At the top of the list we see some of the major producer countries – Brazil and Indonesia. The fact that the per capita emissions after trade are very high means that a lot of their food products are consumed by people in Brazil and Indonesia. The diet of the average Brazilian creates 2.7 tonnes of CO2 from deforestation alone. That’s more than the country’s CO2 emissions from fossil fuels, which are around 2.2 tonnes per person.
But we also see that some countries which import a lot of food have high emissions. Luxembourg has the largest footprint at nearly three tonnes per person. Imported emissions are also high for Taiwan, Belgium and the Netherlands at around one tonne.
The average across the EU was 0.3 tonnes CO2 per person. To put this in perspective, that would be around one-sixth of the total carbon footprint of the average EU diet.30
We know where deforestation emissions are occurring, and where this demand is coming from. But we also need to know what products are driving this. This helps consumers understand what products they should be concerned about, but also allows us to target specific supply chains.
As we covered in a previous article, 60% of tropical deforestation is driven by beef, soybean and palm oil production. We should not only look at where these foods are produced, but also where the consumer demand is coming from.
In the chart here we see the breakdown of deforestation emissions by product for each consumer country. The default is shown for Brazil, but you can explore the data for a range of countries using the “Change country” button.
We see very clearly that the large Brazilian footprint is driven by its domestic demand for beef. In China, the biggest driver is demand for ‘oilseeds’ – which is the combination of soy imported from Latin America and palm oil, imported from Indonesia and Malaysia.
Across the US and Europe the breakdown of products is more varied. But, overall, oilseeds and beef tend to top the list for most countries.

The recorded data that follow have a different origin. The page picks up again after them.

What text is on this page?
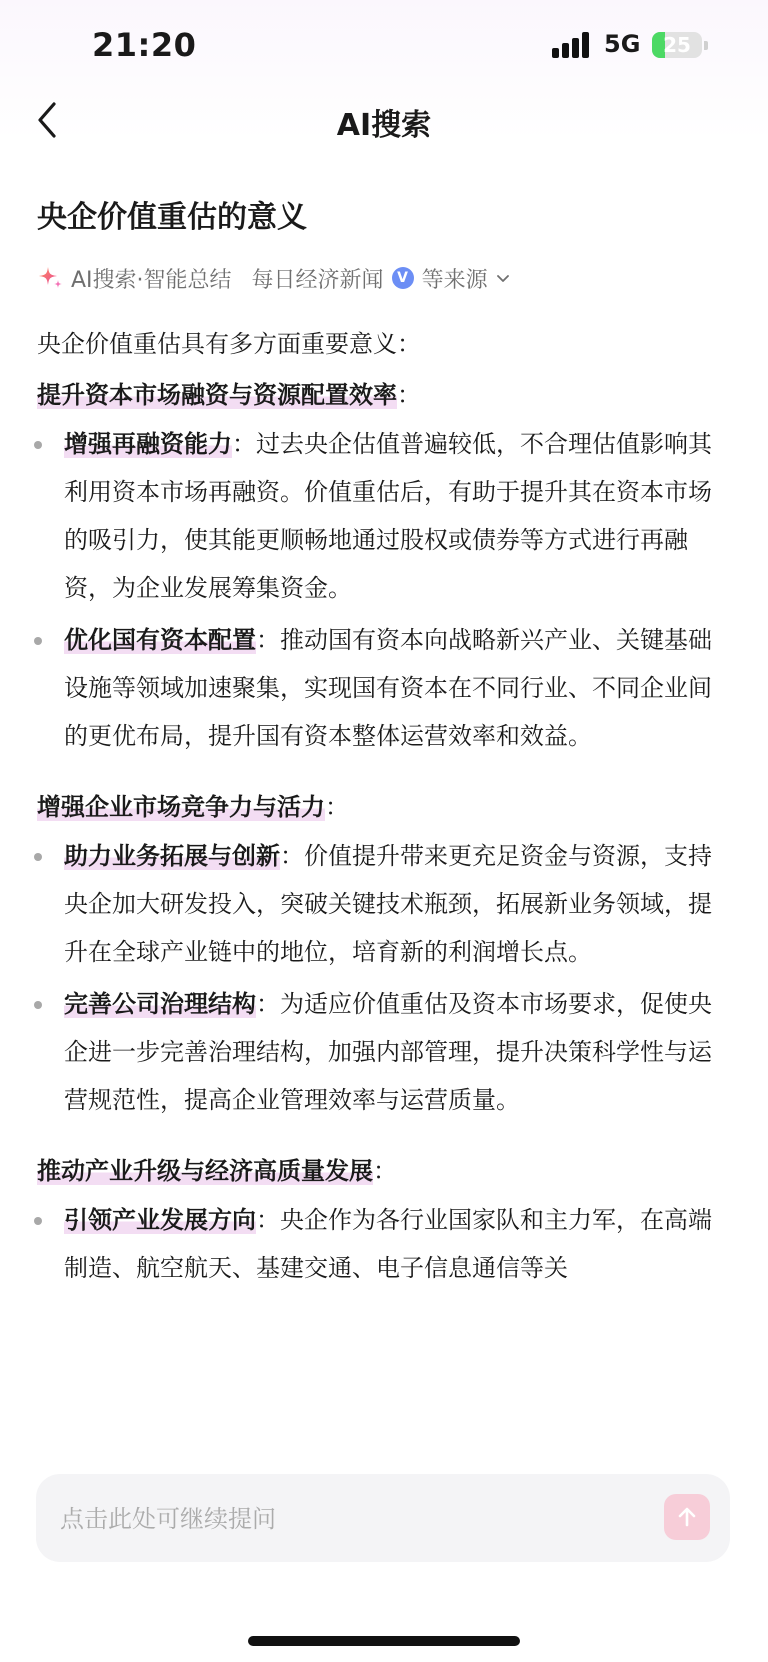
21:20	5G	25
AI搜索
央企价值重估的意义
AI搜索·智能总结 每日经济新闻 V 等来源

央企价值重估具有多方面重要意义：

提升资本市场融资与资源配置效率：
增强再融资能力：过去央企估值普遍较低，不合理估值影响其利用资本市场再融资。价值重估后，有助于提升其在资本市场的吸引力，使其能更顺畅地通过股权或债券等方式进行再融资，为企业发展筹集资金。
优化国有资本配置：推动国有资本向战略新兴产业、关键基础设施等领域加速聚集，实现国有资本在不同行业、不同企业间的更优布局，提升国有资本整体运营效率和效益。
增强企业市场竞争力与活力：
助力业务拓展与创新：价值提升带来更充足资金与资源，支持央企加大研发投入，突破关键技术瓶颈，拓展新业务领域，提升在全球产业链中的地位，培育新的利润增长点。
完善公司治理结构：为适应价值重估及资本市场要求，促使央企进一步完善治理结构，加强内部管理，提升决策科学性与运营规范性，提高企业管理效率与运营质量。
推动产业升级与经济高质量发展：
引领产业发展方向：央企作为各行业国家队和主力军，在高端制造、航空航天、基建交通、电子信息通信等关
点击此处可继续提问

Bringing all of these elements together, we can focus on a few points that should help us prioritise our efforts to end deforestation. Firstly, international trade does play a role in deforestation – it’s responsible for almost one-third of emissions. By combining our earlier Sankey diagram, and breakdown of emissions by product, we can see that we can tackle a large share of these emissions through only a few key trade flows. Most traded emissions are embedded in soy and palm oil exports to China and India; and beef, soy and palm oil exports to Europe. The story of both soy and palm oil are complex – and it’s not obvious that eliminating these products will fix the problem. We therefore look at them both individually in more detail, to better understand what we can do about it.
But international markets alone cannot fix this problem. Most tropical deforestation is driven by demand for products in domestic markets. Brazil’s emissions are high because Brazilians eat a lot of beef. Africa’s emissions are high because people are clearing forests to produce more food. This means interventions at the national-level will be key: this can include a range of solutions including policies such as Brazil’s soy moratorium, the REDD+ programme to compensate for the opportunity costs of preserving these forests, and improvements in agricultural productivity so countries can continue to produce more food on less land.